Cross-disciplinary Curiosity An italian architect - Massimiliano Fuksas - once said in an interview that if his source of inspiration had been limited to architecture alone, he may well have simply spent his time creating poor copies and re-hashed designs of buildings constructed in the past, albeit with new materials.




#NoSnob When Leonard Bernstein heard someone applauding at the wrong point during a concert (thereby committing the worst of all offences in the world of classical music!) rather than displaying the snob’s approach that sees culture confined within its elitist boundaries, he instead cried out: “at long last, we’ve got someone new in the audience!”.
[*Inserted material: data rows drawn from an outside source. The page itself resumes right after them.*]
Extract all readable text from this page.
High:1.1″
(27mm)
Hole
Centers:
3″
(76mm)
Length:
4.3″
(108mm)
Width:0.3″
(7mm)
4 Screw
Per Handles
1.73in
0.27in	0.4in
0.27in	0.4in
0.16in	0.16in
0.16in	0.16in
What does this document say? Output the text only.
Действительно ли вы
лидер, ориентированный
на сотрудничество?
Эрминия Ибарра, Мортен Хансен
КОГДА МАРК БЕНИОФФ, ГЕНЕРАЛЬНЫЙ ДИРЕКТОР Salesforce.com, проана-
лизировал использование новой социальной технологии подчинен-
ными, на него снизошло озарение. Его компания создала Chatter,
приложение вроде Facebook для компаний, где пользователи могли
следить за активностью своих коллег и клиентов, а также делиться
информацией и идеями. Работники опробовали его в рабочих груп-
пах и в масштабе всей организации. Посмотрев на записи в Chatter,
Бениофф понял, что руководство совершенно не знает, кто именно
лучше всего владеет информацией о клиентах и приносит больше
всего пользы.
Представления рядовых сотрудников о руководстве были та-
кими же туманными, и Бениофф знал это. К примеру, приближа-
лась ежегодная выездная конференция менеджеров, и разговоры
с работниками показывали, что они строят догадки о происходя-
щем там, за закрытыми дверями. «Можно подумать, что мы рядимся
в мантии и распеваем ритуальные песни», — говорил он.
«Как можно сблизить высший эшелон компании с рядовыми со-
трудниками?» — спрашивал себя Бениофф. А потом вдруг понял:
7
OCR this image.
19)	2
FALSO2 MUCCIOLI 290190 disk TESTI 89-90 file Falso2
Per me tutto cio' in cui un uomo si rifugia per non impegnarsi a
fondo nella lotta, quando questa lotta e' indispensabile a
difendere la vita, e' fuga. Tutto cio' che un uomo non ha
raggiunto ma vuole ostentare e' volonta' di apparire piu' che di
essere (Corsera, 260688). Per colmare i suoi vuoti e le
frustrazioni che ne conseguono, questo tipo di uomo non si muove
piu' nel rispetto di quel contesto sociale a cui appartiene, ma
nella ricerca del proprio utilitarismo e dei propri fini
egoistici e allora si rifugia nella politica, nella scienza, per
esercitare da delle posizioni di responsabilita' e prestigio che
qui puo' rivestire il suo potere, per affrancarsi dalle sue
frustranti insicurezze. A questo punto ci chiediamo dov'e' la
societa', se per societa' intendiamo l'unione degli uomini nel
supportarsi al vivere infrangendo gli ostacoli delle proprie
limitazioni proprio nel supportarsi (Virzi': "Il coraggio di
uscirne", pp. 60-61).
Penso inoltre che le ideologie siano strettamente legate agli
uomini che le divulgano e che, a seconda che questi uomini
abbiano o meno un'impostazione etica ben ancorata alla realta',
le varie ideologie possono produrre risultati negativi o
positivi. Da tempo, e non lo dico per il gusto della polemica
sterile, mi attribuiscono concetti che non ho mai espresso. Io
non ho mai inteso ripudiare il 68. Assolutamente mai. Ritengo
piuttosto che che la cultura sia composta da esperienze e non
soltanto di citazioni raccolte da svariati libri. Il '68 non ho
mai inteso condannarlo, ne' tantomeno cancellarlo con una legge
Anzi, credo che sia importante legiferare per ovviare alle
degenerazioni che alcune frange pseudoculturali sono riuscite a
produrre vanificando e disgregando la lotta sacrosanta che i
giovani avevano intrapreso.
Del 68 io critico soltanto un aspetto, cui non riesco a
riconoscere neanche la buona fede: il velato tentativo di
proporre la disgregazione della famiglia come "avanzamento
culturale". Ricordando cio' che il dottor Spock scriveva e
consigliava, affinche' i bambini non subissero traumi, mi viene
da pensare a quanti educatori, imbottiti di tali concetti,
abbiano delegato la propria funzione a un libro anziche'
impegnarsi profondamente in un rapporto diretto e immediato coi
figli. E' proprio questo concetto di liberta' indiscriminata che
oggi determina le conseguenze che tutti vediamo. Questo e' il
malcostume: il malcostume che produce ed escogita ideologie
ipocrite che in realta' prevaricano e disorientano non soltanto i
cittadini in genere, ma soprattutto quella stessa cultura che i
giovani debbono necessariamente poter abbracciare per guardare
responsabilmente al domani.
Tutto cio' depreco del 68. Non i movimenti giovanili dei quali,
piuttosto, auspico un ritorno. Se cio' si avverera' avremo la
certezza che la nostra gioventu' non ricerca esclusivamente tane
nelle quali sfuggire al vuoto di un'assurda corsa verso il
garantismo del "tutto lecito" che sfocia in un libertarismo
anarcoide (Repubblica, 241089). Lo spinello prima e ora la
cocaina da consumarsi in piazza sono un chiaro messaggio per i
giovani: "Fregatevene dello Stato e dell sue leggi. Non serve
#Innovation Imagine what the world would be like if the innovative and openminded approach shown by Sykes and the crossdisciplinary and cultural curiosity like that demonstrated by Fuksas were encouraged on a regular basis by receiving the warm welcome offered like Bernstein’s! Culture would no longer be regarded as an end in itself, but as a never-ending source of life-enriching opportunities and experiences that our creativity could combine and re-combine in order to produce quality ideas and useful solutions.



#Luxury



#Vision This is the vision behind VENUS Gallery: a platform (not just a magazine) contributing to unveiling that beauty is the tip of a huge (cultural) iceberg which has the potential to become an engine for the economy, society and innovation.